I think, and rightfully so, people who have invested in Ethernet and built out infrastructure felt they should be able to use that. And they were given that option. However, as some are beginning to see, DECA has advantages above and beyond. I do think DECA is the best solution, and should be considered as a nice MRV isolation/prioritization network that compliments your Ethernet network. There's no reason to avoid DECA simply because I have a live Ethernet jack behind my receiver.


----------



## Mavrick (Feb 1, 2006)

I am still on a Cloud  about DECA and am in no rush to get it for my current setup is working fine but I am not saying that I wont upgrade to it in the future.


----------



## jsmuga (Jan 3, 2008)

barryb said:


> I now have a bunch of free ethernet ports in my house. I too am an ethernet fanboy, but decided to bite the bullet and had DECA's installed yesterday.
> 
> The best way I can explain it is that it's akin to PnP (plug and play) for networking H series receivers.
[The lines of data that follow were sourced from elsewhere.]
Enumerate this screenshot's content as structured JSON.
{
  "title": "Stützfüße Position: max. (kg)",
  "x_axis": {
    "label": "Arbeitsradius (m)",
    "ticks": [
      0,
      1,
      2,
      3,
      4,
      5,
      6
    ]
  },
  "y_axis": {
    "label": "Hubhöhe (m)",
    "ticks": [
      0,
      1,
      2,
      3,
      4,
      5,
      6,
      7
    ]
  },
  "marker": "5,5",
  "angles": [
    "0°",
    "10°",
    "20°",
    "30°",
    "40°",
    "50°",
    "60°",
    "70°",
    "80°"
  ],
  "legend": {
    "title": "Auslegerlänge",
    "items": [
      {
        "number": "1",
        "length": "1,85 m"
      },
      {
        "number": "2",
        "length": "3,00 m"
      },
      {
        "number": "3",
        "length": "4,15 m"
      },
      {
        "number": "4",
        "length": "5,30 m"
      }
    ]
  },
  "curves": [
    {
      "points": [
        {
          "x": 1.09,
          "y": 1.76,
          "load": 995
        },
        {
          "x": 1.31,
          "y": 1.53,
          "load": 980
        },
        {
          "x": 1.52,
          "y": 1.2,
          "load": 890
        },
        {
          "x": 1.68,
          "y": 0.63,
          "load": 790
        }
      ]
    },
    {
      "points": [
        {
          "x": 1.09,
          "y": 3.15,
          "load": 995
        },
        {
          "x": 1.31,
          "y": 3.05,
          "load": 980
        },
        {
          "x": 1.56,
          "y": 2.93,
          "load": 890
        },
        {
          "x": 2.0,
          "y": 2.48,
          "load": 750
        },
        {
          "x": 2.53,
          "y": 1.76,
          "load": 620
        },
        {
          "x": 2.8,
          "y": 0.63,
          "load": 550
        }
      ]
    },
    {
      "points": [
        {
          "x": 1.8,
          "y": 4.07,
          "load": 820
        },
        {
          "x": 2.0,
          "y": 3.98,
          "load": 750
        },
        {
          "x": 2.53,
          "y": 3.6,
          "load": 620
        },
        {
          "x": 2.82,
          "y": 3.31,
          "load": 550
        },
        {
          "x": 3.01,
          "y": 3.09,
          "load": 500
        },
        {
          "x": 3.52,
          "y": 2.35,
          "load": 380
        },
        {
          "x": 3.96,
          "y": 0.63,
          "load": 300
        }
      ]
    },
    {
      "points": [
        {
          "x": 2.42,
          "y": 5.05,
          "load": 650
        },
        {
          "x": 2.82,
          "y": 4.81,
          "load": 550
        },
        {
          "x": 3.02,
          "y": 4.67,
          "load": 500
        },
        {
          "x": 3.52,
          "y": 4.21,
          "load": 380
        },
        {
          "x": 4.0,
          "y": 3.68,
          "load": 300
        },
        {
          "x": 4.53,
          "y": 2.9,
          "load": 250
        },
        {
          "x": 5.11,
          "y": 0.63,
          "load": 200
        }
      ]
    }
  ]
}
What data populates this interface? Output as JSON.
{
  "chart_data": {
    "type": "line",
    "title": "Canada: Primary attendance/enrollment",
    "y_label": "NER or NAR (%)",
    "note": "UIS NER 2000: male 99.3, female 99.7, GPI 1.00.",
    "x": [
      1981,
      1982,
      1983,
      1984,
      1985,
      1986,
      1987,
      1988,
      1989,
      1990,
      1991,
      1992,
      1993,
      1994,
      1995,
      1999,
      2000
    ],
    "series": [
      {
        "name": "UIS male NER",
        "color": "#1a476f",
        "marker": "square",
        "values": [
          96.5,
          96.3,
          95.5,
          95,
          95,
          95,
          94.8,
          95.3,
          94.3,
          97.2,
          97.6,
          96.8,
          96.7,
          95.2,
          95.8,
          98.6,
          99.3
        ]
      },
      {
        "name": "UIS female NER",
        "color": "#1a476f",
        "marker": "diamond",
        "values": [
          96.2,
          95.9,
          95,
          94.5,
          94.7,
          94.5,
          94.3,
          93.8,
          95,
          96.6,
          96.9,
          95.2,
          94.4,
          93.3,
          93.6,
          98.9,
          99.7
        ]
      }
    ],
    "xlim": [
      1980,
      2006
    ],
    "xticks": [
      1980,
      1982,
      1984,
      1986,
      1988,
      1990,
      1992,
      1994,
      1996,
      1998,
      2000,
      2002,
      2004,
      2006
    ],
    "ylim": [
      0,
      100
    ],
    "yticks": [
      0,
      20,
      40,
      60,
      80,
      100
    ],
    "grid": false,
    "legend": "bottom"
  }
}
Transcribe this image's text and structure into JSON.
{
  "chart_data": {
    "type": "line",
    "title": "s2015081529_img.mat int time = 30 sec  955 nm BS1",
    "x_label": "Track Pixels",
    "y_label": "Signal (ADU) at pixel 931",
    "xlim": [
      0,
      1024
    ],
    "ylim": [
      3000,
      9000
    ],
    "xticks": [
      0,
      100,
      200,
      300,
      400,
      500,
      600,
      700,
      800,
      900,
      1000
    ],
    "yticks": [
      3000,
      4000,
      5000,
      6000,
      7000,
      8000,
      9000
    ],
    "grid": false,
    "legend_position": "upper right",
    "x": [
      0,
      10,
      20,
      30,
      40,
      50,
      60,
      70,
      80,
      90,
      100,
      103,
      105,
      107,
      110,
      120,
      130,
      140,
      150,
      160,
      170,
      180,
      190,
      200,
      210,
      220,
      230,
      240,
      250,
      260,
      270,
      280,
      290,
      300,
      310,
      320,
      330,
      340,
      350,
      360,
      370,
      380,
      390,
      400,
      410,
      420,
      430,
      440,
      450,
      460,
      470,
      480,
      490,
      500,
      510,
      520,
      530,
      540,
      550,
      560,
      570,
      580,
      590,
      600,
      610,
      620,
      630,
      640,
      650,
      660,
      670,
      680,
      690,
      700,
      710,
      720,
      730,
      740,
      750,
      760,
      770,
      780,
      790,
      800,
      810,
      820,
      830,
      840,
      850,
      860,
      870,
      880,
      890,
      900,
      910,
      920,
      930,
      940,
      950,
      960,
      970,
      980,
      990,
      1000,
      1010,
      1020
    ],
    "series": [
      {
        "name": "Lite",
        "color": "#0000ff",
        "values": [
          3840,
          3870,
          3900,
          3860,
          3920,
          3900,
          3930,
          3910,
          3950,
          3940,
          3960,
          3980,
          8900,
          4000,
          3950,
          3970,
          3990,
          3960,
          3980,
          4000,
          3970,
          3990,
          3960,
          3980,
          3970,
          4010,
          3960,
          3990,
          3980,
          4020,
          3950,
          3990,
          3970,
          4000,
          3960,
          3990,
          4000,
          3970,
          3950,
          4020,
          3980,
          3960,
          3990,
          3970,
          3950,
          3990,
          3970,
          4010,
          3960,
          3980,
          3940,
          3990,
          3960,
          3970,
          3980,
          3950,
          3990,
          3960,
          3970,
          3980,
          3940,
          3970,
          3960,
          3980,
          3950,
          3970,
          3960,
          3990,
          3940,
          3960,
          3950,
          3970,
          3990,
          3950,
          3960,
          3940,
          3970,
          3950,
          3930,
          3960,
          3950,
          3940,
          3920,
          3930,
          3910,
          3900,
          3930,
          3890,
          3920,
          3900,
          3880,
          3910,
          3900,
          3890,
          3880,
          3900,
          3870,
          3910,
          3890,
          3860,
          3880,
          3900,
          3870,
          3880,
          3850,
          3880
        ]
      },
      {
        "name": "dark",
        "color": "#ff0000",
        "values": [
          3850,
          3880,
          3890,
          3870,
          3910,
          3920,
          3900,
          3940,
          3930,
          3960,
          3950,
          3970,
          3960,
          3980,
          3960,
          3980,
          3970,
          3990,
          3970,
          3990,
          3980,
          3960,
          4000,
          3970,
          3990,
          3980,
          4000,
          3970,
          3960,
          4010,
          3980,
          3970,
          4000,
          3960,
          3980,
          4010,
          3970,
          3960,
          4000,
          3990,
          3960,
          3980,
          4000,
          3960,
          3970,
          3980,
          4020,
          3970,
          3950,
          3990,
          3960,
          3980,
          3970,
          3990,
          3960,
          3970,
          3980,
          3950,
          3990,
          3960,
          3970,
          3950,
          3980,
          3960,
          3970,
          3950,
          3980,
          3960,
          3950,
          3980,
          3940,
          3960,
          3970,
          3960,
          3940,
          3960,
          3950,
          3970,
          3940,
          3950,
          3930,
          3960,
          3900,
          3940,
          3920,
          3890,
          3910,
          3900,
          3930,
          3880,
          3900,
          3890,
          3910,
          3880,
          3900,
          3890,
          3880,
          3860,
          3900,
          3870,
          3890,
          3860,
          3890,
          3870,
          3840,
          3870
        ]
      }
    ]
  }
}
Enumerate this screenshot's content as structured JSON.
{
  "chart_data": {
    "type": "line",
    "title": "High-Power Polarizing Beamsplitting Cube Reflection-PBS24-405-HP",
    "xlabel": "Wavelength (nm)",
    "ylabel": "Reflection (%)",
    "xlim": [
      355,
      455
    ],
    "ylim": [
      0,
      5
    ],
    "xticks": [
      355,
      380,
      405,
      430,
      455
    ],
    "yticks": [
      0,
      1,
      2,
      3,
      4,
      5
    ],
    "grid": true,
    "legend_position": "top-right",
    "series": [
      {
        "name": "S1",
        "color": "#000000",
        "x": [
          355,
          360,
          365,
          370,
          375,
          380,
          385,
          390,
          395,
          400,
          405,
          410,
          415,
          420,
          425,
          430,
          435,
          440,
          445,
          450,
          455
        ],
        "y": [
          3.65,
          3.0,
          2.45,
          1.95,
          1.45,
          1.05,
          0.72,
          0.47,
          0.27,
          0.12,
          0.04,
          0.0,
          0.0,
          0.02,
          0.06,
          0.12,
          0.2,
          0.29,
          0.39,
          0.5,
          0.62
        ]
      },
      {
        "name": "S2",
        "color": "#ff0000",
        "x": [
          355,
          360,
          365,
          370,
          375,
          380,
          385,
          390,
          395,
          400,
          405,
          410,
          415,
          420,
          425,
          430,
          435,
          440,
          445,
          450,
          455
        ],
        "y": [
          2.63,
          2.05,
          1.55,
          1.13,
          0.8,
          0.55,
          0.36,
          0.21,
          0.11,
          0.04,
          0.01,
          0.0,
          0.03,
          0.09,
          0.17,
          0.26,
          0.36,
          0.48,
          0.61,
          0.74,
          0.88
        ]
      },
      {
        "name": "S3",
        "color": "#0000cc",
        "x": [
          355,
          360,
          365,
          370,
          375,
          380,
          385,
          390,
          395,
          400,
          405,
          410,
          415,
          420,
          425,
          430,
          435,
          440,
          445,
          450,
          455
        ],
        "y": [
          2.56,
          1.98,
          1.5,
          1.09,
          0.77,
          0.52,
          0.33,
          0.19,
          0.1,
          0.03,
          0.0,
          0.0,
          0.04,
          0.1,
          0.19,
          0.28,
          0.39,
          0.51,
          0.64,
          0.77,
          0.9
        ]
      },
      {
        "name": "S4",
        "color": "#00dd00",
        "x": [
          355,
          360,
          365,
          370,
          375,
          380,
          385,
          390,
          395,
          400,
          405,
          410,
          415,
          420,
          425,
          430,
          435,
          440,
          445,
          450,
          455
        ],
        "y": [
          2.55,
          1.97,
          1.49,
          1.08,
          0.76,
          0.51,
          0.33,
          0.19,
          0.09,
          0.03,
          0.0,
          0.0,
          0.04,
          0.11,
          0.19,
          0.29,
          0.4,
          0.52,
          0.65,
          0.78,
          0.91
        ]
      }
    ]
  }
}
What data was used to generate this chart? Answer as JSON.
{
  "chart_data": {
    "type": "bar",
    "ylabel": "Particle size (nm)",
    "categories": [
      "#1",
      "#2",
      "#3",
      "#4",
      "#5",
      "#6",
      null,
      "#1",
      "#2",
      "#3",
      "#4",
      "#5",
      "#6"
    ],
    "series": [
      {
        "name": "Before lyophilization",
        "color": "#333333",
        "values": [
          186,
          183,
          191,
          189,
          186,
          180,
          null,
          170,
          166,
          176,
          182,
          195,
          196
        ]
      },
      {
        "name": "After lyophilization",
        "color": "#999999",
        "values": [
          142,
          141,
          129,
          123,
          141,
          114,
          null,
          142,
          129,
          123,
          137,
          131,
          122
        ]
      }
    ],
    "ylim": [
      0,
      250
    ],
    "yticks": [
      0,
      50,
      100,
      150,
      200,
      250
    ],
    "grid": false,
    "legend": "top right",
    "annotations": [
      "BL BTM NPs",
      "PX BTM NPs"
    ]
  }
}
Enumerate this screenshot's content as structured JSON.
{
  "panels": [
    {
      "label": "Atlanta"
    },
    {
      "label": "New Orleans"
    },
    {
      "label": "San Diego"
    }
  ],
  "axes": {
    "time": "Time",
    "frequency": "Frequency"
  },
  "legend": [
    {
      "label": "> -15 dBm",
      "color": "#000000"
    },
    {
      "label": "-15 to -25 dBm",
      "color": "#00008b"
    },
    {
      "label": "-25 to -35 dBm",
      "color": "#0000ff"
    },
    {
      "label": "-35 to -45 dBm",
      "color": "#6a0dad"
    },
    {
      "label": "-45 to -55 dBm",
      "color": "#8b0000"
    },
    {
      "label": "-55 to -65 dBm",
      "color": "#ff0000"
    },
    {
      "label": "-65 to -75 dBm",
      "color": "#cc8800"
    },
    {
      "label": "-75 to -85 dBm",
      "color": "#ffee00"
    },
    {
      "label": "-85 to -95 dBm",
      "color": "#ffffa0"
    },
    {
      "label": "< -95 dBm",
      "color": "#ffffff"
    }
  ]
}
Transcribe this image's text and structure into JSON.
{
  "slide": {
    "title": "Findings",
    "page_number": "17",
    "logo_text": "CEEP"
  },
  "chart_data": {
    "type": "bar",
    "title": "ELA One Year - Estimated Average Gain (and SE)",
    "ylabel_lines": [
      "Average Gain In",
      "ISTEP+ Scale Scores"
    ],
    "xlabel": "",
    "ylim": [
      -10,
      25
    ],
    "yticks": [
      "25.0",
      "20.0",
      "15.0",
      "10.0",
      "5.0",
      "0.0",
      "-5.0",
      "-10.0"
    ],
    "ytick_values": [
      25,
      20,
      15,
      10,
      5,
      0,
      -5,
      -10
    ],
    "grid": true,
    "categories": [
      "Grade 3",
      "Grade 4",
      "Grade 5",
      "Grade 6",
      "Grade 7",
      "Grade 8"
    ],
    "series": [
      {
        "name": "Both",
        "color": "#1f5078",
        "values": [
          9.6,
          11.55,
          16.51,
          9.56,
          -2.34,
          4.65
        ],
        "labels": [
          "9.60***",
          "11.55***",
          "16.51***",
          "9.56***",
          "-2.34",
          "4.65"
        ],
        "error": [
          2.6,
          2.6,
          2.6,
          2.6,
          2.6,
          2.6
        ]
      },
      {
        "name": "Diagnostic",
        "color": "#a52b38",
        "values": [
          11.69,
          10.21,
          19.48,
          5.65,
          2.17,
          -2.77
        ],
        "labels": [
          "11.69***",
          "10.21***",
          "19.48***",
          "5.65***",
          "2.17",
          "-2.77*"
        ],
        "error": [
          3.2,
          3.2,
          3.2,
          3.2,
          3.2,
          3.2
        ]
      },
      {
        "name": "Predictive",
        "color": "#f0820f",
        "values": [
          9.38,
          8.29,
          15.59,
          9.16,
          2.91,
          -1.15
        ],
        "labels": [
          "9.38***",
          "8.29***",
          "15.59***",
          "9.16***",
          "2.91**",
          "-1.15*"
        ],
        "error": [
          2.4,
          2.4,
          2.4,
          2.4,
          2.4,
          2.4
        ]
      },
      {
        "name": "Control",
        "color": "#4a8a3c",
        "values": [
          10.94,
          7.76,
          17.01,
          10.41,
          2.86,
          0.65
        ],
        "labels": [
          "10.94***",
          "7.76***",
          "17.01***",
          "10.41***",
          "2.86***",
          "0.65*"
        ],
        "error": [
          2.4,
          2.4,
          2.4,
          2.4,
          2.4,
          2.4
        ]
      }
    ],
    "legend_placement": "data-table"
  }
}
I noticed right away that things like TvAPPs loads about twice as fast, and less "glitching" with MRV was evident as well. 48 hours ago I was more than happy with my nearly flawless gigabit home network.
> 
> Now I am even happier with DECA.


Well said......... Totally agree........


----------



## Stuart Sweet (Jun 19, 2006)

I see some fairly rude posts in this thread... let's be nice to each other, ok?


----------